Il grido di dolore della componentistica auto, in particolare, si leva alto nella Granda dove queste lavorazioni costituiscono da sempre un fiore all’occhiello dell’industria: “Da anni - dice Mollo - chiediamo al governo di prendere in mano la situazione come fa la Francia, ma l’unico momento in cui il governo si è trovato davanti a Tavares è stato quando li ha convocati lui”. Ancora più paradossale è il quadro della siderurgia, dove la crisi dell’ex Ilva interroga lo stabilimento oggi denominato Acciaierie d’Italia a Racconigi: dopo il Covid c’è sempre più bisogno di acciaio e l’Italia è il secondo produttore a livello europeo, eppure le commesse non partono. Anche l’impiantistica delle reti di telefonia e delle infrastrutture informatiche, dove Cuneo a suo tempo è stata pioniera con la Alpitel di Nucetto, vive una scissione. Da un lato c’è il Pnrr che ne ha fatto un perno del rilancio infrastrutturale, dall’altro una realtà in cui ad annaspare sono proprio gli operatori più affidabili: “Abbiamo speso un sacco di soldi ma oggi, grazie anche alla liberalizzazione con la legge Salvini sugli appalti al massimo ribasso, le aziende sono in enorme difficoltà. Gli appalti finiscono a imprese che agiscono su un mercato ‘grigio’ se non proprio nero, a scapito dei migliori”. Il Far West degli appalti, sostiene la Fiom, sarebbe tra l’altro all’origine dei continui rallentamenti sui lavori per il Tenda: “A forza di dare appalti e subappalti il lavoro non va avanti”.
Per tutti questi motivi i sindacati confederali hanno indetto uno sciopero nazionale di quattro ore che si terrà nelle giornate di venerdì 7 luglio in tutto il Nord e Centro Italia e il 10 luglio nelle regioni del Sud. Fiom, Fim e Uilm si sono dati appuntamento sotto alla sede di Confindustria Cuneo nell’ex Casa di Betania, per ricordare che tutti sono nella stessa barca: “Lo sciopero serve a dire che l’agenda del governo deve fare un passo avanti e mettere l’industria in cima” dice Roberto Lopreiato, segretario provinciale di Uilm Uil. Un concetto ripreso da Calogero Palma di Fim Cisl: “Abbiamo scelto di scioperare sotto Confindustria perché chiediamo agli imprenditori di fare insieme questo percorso.

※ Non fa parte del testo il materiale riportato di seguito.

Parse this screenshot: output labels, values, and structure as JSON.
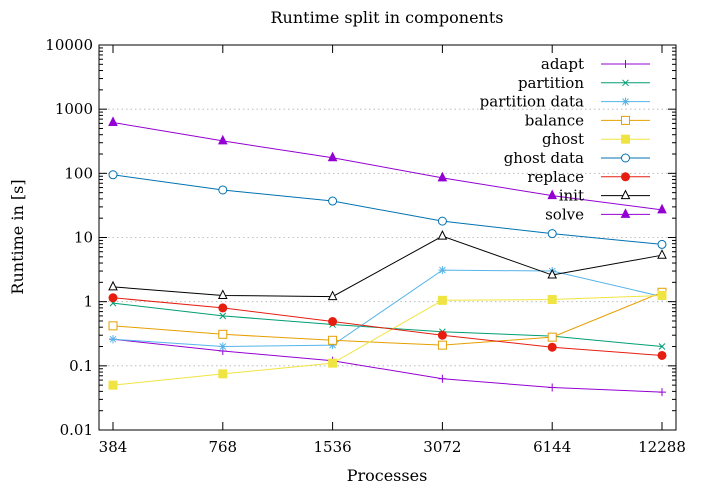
{
  "chart_data": {
    "type": "line",
    "title": "Runtime split in components",
    "xlabel": "Processes",
    "ylabel": "Runtime in [s]",
    "x": [
      384,
      768,
      1536,
      3072,
      6144,
      12288
    ],
    "x_tick_labels": [
      "384",
      "768",
      "1536",
      "3072",
      "6144",
      "12288"
    ],
    "y_scale": "log",
    "ylim": [
      0.01,
      10000
    ],
    "y_tick_labels": [
      "0.01",
      "0.1",
      "1",
      "10",
      "100",
      "1000",
      "10000"
    ],
    "grid": "horizontal dotted",
    "legend_position": "top-right",
    "series": [
      {
        "name": "adapt",
        "color": "#9400d3",
        "marker": "plus",
        "values": [
          0.26,
          0.17,
          0.12,
          0.063,
          0.046,
          0.039
        ]
      },
      {
        "name": "partition",
        "color": "#009e73",
        "marker": "cross",
        "values": [
          0.95,
          0.6,
          0.44,
          0.34,
          0.29,
          0.2
        ]
      },
      {
        "name": "partition data",
        "color": "#56b4e9",
        "marker": "star",
        "values": [
          0.26,
          0.2,
          0.21,
          3.1,
          3.0,
          1.2
        ]
      },
      {
        "name": "balance",
        "color": "#e69f00",
        "marker": "open-square",
        "values": [
          0.42,
          0.31,
          0.25,
          0.21,
          0.28,
          1.4
        ]
      },
      {
        "name": "ghost",
        "color": "#f0e442",
        "marker": "filled-square",
        "values": [
          0.05,
          0.075,
          0.11,
          1.05,
          1.08,
          1.25
        ]
      },
      {
        "name": "ghost data",
        "color": "#0072b2",
        "marker": "open-circle",
        "values": [
          95,
          55,
          37,
          18,
          11.5,
          7.8
        ]
      },
      {
        "name": "replace",
        "color": "#e51e10",
        "marker": "filled-circle",
        "values": [
          1.15,
          0.8,
          0.49,
          0.3,
          0.195,
          0.145
        ]
      },
      {
        "name": "init",
        "color": "#000000",
        "marker": "open-triangle",
        "values": [
          1.7,
          1.25,
          1.2,
          10.5,
          2.6,
          5.3
        ]
      },
      {
        "name": "solve",
        "color": "#9400d3",
        "marker": "filled-triangle",
        "values": [
          620,
          320,
          175,
          85,
          45,
          27
        ]
      }
    ]
  }
}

Non c’è antagonismo ma un obiettivo comune, il rilancio di questo Paese”. “La guerra - sottolinea Lopreiato - ha generato una frenesia nelle aziende metalmeccaniche. Succede soprattutto in territori come Cuneo, dove ci sono tante aziende di dimensioni familiari”. Là dove il sistema industriale riesce a reggere rispetto ai competitors europei, sempre più a fatica, lo fa grazie all’impegno delle imprese: “Ma non può essere la singola azienda, magari multinazionale, a ottenere fondi con la sua sola forza. Benché non se ne parli molto, ci sono una settantina di aziende che hanno depositato lo stato di crisi presso il ministero e attendono dal governo risposte che non arrivano”. “Per assurdo - aggiunge il segretario dei metalmeccanici Cisl - ci troviamo in una fase dove le aziende faticano a trovare manodopera specializzata, perché anche su questo siamo arretrati: non si è fatta formazione”.
Su un punto in particolare concordano tutti: “Non possiamo vivere di Colosseo e gondole”. La frase, pronunciata dal leader provinciale della Fiom, è riferita ai dati enunciati dalla premier Meloni riguardo alla crescita del Pil, che i sindacati ritengono troppo sbilanciata sul settore turistico: “Non ne facciamo una questione politica, il nostro settore vive da anni la mancanza di una politica industriale. La gente che lavora nelle fabbriche è più avanti di noi funzionari”.